In Leindecker v. Asian Women United of Minnesota, Nos. A12-1978, A12-2015, 2014 WL 7011061 (Minn. Ct. App. Dec. 15, 2014) (unpublished), the appellate court, upon direction from the Supreme Court, applied a two-part inquiry into addressing these issues.  The first step is to determine whether the conduct complained of in the lawsuit falls within the “public participation” provision of the law, meaning whether it was aimed at procuring “favorable  governmental action.” The defendant must make only a “minimal showing” to satisfy this standard.  If so, the burden then shifts to the party bringing the lawsuit to prove a negative, that the conduct is tortious or constitutes a violation of constitutional rights. To do so, the party must satisfy a high standard, meeting the burden by “clear and convincing evidence.” 

In the Leindecker case, the appellate court, addressing litigation dating back a full decade, held that the defendant, a nonprofit organization, satisfied its prong by showing that two lawsuits that it had brought for legal malpractice and conversion were efforts to procure “favorable governmental action.”  The court then sent the matter back to the Hennepin County District Court for a determination whether the plaintiff, who was suing for malicious prosecution, could establish by “clear and convincing” evidence that the conduct was tortious or otherwise wrongful.

Another case, decided a week later, Nygaard v. Walsh, No. A14-0011, 2014 WL 7236977 (Minn. Ct. App. Dec. 22, 2014) (unpublished), also dealt a setback to the claimant, an Orono man who sued his neighbors for writing a letter to the local police expressing “safety” concerns because of the “belligerent” and “combative” behavior of the man.  His lawsuit for defamation and negligence was dismissed by the Hennepin County District Court, which the appellate court affirmed.  It ruled that the letter to the police authorities was covered by the statute and the claimant failed to meet the “clear and convincing” standard for showing that there was defamation or negligence, which warranted dismissal of the litigation. 

The third case, a week later, involved a long-running feud between public officials on the Middle Snake Tamarac River Watershed District in northern Minnesota.  In Zutz v.
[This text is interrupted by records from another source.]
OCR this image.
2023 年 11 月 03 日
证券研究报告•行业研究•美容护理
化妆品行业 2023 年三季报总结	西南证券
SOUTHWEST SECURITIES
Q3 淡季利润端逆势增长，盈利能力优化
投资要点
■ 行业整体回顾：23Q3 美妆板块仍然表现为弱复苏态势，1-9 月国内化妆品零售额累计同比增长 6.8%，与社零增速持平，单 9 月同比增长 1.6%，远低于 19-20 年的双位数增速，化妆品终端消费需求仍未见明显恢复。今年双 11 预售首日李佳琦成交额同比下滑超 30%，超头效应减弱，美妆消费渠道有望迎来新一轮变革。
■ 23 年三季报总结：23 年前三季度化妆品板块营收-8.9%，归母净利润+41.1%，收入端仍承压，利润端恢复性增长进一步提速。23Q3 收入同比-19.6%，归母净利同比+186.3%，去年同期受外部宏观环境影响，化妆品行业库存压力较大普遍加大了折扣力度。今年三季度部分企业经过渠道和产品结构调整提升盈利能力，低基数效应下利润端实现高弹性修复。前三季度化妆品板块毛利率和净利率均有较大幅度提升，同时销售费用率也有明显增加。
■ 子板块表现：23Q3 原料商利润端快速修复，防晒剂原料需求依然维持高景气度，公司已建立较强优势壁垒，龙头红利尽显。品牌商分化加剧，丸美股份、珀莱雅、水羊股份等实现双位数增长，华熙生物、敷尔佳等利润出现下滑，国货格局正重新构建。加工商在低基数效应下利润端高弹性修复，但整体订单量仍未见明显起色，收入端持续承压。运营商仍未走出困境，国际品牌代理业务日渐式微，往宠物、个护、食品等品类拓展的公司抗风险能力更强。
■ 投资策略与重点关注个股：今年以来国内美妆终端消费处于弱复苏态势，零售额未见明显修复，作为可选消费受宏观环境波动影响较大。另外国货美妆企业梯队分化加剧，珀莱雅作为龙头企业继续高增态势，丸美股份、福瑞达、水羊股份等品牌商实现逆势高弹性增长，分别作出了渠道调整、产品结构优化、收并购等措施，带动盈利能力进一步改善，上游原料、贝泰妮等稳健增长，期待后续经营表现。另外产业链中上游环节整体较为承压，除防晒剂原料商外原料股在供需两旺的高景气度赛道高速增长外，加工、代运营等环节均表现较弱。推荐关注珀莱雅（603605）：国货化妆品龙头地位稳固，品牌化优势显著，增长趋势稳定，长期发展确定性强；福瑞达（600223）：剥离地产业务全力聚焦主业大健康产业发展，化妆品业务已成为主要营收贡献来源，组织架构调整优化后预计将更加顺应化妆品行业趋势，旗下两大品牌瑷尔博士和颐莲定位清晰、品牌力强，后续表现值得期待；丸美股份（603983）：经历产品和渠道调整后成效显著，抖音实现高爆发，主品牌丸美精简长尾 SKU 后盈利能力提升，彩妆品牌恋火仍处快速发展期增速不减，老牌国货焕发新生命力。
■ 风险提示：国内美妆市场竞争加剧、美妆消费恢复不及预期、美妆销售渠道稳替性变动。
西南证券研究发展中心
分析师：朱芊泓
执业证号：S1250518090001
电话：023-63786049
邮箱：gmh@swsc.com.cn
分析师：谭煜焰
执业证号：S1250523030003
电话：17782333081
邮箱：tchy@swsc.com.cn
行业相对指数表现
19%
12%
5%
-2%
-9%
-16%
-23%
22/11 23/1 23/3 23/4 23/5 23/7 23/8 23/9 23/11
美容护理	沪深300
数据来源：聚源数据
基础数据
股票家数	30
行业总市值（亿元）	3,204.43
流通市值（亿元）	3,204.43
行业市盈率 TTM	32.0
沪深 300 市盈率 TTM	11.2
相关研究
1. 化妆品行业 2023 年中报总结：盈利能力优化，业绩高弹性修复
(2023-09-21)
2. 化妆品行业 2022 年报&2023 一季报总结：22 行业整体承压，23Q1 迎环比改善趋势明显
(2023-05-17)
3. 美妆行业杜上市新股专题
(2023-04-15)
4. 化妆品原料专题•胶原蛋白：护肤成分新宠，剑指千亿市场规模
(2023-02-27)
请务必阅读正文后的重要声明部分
Nelson,  No. A14-0573, 2014 WL 7344058 (Minn. Ct. App. December 29, 2014) (unpublished), the Court ruled that the two defendant members of the Watershed District governing board were immune from suit for defamation and that the claimants failed to show clearly and convincingly that the disparaging statements they made about their two colleagues who brought the suit were defamatory.

These cases offer some suggestions for parties embroiled in SLAPP cases.

  • First, the claimant should be aware that, if the conduct at issue in the case, involves contacts with government officials, the lawsuit may breed a SLAPP defense;
  • The party against whom a claim is made should be prepared to raise any applicable SLAPP suit defenses at the outset of litigation in order to have this issue resolved sooner, rather than dragged through a lengthy and costly process;
  • The party asserting the immunity defense under the statute, must meet a “minimal threshold” that the underlying action was aimed at procuring favorable governmental action, which usually can be met without extensive inquiry;
  • If that burden is not achieved, the lawsuit proceeds;
  • However, if the “minimal” showing is made, the claimant then has the burden of showing by “clear and convincing” evidence that there was defamation or other tortuous behavior, or violation of constitutional rights, which may be a difficult hurdle to overcome.

SLAPP suit litigation is often volatile and sometimes complex. These suggestions provide guidelines for litigants and lawyers in addressing issues arising under the ever-increasing amount of litigation arising under the anti-SLAPP statute.